Rapid Response: Volunteer apparatus operation can be high risk, low frequency
Weather and rural road conditions were factors in an apparatus crash that killed two firefighters and injured three
What happened: On March 24, 2018, while responding to a motor vehicle crash on the West Virginia Turnpike, two members of the Pratt (W.Va.) Volunteer Fire Department were killed, and three others injured – two seriously – when the fire apparatus they were responding on went off the edge of the hard-surface road and struck a stone mountainside just a few feet off the pavement.
The crash occurred on W.Va. State Route 83 (Paint Creek Road) a road that – like many in West Virginia – follows the flat land running alongside a creek or river. These roads typically have no shoulder and the ditch line is adjacent to the pavement. Weather conditions were overcast, occasional snow showers with temperatures in the upper 30s. At the time of the crash, the firefighters had been traveling on Paint Creek Road for approximately three-plus miles.
Why it's significant: Pratt is a small town (population of 602) located in eastern Kanawha County along the Kanawha River. Like many volunteer fire departments in the U.S., the Pratt Volunteer Fire Department is a key organization in a close-knit community. Its membership is small, and active not only in the fire department, but in the local schools, churches and other civic organizations in the community.

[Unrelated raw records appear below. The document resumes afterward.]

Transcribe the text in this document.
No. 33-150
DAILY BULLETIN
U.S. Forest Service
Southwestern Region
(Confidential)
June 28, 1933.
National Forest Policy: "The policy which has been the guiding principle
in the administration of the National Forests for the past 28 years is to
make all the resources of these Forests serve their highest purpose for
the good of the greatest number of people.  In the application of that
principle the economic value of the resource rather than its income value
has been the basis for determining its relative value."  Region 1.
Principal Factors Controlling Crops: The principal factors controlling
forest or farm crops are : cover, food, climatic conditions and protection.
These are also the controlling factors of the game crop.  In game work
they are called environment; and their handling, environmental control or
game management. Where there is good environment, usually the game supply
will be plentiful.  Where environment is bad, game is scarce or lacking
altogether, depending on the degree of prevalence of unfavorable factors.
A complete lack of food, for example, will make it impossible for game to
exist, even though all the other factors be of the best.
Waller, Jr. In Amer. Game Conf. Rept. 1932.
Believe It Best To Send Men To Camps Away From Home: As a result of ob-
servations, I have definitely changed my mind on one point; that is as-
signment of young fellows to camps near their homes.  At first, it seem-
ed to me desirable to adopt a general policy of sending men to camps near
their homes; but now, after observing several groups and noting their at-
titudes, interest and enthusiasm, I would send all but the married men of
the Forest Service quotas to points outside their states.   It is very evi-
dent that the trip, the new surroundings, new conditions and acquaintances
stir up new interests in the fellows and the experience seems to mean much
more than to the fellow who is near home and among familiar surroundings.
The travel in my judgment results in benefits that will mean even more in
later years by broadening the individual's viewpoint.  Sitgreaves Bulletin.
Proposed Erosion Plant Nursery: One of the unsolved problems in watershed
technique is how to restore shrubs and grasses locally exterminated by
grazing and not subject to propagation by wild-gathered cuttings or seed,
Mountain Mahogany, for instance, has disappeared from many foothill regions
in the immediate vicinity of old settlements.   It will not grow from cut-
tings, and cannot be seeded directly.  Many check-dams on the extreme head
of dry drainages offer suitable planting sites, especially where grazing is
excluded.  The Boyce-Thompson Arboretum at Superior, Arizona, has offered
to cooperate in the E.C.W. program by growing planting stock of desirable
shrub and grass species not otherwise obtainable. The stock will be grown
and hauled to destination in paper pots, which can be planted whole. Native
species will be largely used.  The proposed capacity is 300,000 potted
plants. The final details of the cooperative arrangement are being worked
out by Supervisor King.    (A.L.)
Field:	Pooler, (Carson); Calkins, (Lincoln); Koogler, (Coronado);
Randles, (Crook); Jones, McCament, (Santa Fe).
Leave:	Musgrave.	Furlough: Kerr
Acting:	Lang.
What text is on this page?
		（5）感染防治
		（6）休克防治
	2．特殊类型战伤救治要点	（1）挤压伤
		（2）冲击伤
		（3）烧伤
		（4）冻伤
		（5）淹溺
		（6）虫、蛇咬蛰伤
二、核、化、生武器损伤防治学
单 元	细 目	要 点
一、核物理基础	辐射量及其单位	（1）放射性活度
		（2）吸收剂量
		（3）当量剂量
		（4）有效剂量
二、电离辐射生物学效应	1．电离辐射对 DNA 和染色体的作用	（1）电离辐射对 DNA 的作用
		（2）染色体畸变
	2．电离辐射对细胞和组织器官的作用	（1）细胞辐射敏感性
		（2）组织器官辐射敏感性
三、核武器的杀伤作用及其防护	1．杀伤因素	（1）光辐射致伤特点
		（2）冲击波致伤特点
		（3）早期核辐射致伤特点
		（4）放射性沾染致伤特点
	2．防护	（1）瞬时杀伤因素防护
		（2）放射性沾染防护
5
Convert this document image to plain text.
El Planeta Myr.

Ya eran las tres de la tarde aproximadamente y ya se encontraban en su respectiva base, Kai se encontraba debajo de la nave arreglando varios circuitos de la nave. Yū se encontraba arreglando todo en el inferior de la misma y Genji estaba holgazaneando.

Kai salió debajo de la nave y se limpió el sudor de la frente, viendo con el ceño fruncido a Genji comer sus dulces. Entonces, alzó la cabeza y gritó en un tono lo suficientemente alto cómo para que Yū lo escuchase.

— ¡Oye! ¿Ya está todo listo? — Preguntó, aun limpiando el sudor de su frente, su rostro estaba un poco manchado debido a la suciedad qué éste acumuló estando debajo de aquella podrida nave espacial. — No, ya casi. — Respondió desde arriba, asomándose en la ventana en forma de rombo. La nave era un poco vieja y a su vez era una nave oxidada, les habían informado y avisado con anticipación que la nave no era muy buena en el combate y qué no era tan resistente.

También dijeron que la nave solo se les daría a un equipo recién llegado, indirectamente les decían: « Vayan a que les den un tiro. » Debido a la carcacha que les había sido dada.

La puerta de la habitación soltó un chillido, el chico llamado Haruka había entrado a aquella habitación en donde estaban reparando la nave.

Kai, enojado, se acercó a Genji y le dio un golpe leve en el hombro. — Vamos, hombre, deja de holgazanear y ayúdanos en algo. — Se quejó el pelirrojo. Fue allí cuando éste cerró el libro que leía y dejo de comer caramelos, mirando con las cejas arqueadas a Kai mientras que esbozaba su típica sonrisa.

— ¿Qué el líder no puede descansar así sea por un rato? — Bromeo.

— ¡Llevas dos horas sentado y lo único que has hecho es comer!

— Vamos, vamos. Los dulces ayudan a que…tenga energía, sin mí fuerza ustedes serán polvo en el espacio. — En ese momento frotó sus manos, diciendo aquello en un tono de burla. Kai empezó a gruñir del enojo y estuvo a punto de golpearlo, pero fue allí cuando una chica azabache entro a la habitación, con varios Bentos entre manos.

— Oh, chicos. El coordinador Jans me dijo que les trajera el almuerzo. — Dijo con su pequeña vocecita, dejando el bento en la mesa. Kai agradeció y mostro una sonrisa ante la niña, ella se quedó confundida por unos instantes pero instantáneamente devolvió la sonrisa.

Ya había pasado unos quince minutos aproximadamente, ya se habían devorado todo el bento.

The impact of these deaths and injuries will be felt in the community for many years to come. The immediate impact is that five key members – one of the seriously injured was the fire chief – are out of service to the fire department and the community. For any small volunteer fire department, this negative impact on its ability to serve its community can be a tremendous challenge to overcome. In this case, surrounding volunteer fire departments in Kanawha County are marshalling their resources to provide fire protection in Pratt.